The buildings selected to be used as showcases, are all non-efficient buildings with a high level of energy consumption. The Spanish showcase is a rather recent administrative complex located in the city of Cáceres, in Extremadura. It was built in 2005, and is owned by the regional government. The Belgian showcase building is much older. It dates from 1964 and is owned by the provincial administration of Liège. In Turkey, project researchers initially planned to refit a hospital in Izmir, which had financial problems. "As the building owners are paying for the refitting works, the hospital had to abandon the project," explains de las Cuevas. Another hospital could be chosen.
Experts welcome the combination of private and public sector partners in the project. "It is a good thing that so many enterprises are involved in the project," comments Jean-Marie Plasschaert, civil engineer and founder-manager at Scheldimmo and Geo-Thermics, which are construction and engineering companies in the niche of residential houses using shallow geothermic energy—typically energy harvested below 150 meters deep—, both located in Schelderode, Belgium. "If only academic institutes were involved, my fear would be that the final results would be very theoretical and not fitted for immediate practical use."
Plasschaert also sees limits to the cost-efficiency value of so-called passive design and other heavy insulation-based retrofitting solutions. "For building with enough available ground surface, a complete refitting would be too expensive. Limited construction works, in combination with the use of geothermic energy will be sufficient to decrease the energy bill," he tells youris.com. He refers to Smart-Geotherm, a project coordinated by the Belgian Building Research Institute, as an example of good practice in this field. "It limits the insulation level to an economic optimum."
Other experts underline the importance of sharing the lessons learned in such showcase projects. "Effective know-how transfer is a key issue in the transition towards a sustainable society," says Hans Buitenhuis, managing partner at consultancy and engineering firm DWA in Bodegraven (Netherlands). "Our field experience in monitoring buildings efficiency taught us that a limited knowledge in the design and construction phases of contemporary, sustainable buildings and installations is the main cause for many problems," he tells youris.com.
Buitenhuis believes that the average measured energy provision of buildings stay about 20 to 40% below the intended level.
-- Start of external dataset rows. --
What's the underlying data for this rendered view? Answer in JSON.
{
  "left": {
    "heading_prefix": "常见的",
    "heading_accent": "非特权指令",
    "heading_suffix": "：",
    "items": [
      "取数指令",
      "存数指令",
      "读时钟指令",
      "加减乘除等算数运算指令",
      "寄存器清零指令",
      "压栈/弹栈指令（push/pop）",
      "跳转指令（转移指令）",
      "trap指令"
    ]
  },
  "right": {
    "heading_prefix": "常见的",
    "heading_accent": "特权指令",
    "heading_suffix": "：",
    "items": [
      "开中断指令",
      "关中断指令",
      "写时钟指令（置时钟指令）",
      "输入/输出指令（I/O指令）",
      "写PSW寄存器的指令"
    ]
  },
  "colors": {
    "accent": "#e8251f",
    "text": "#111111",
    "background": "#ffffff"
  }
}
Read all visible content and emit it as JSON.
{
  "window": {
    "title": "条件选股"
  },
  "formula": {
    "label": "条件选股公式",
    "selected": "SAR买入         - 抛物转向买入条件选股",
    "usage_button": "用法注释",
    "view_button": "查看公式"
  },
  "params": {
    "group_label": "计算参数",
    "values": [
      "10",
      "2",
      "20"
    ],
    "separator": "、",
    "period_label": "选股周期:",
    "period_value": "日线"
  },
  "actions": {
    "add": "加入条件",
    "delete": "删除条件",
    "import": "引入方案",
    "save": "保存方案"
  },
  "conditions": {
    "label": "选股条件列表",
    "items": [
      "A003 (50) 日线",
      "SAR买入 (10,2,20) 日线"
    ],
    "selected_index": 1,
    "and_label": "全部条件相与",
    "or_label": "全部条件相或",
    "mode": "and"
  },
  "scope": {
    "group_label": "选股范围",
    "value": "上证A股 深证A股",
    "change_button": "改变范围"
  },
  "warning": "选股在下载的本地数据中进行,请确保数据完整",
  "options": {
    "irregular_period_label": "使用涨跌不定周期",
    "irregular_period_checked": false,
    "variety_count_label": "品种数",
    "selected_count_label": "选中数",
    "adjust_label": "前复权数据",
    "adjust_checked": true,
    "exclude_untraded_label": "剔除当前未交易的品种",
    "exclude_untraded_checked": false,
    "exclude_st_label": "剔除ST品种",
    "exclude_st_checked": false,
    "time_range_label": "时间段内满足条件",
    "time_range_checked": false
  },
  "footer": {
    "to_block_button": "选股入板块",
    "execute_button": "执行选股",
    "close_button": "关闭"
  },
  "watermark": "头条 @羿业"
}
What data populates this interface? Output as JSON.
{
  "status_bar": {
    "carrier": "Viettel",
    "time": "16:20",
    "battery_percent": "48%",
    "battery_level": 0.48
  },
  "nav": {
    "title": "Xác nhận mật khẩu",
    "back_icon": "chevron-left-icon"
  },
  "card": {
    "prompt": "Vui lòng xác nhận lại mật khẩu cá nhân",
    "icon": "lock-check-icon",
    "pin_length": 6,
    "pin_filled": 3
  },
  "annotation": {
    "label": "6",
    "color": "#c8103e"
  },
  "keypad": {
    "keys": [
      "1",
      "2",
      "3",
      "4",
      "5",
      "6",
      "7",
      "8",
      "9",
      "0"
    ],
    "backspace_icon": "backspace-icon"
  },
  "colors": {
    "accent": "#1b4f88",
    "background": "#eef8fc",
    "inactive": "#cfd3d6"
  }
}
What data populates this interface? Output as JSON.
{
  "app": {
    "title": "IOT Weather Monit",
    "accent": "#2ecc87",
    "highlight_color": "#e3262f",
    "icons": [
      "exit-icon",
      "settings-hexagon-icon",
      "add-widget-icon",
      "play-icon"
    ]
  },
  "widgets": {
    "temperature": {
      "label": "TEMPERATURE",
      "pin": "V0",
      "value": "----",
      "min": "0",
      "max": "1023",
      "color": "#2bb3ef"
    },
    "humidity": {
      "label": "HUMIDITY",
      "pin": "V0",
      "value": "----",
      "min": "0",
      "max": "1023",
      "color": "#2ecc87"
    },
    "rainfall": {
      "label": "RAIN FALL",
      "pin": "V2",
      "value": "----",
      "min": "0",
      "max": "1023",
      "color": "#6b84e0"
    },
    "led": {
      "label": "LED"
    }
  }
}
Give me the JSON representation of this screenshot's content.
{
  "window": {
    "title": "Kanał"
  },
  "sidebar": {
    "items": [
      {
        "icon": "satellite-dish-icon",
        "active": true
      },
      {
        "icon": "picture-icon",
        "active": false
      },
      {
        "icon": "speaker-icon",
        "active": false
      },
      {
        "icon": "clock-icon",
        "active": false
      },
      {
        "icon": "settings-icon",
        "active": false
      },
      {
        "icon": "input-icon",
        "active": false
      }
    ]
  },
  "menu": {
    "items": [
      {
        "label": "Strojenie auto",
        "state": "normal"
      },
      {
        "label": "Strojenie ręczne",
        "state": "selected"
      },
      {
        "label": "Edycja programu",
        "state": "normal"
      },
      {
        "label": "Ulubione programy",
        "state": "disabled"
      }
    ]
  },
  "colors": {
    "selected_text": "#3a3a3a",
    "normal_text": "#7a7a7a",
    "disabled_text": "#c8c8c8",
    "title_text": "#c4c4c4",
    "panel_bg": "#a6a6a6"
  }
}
He recognises that the project does well to pay a lot of attention to the dissemination of knowledge. Planned activities include workshops for local stakeholders, training seminars and webinars, clustering with related projects and, the publication of a best practices book.
The project is also designed to integrate all types of energy efficient solutions. The showcase projects include passive design and other techniques to reduce energy consumption with methods for local generation of power, heat and even cold. This can partly be achieved by interconnections with smart grids, with heating and cooling networks, controlled by a building level energy operation system. De las Cuevas Jiménez concludes: "We expect to produce far-reaching results in the areas such as demand reduction strategies, integration of innovative hybrid—solar and biomass fed—[energy] cogeneration systems, effective interactions of energy flows and improved methodologies for interconnectivity."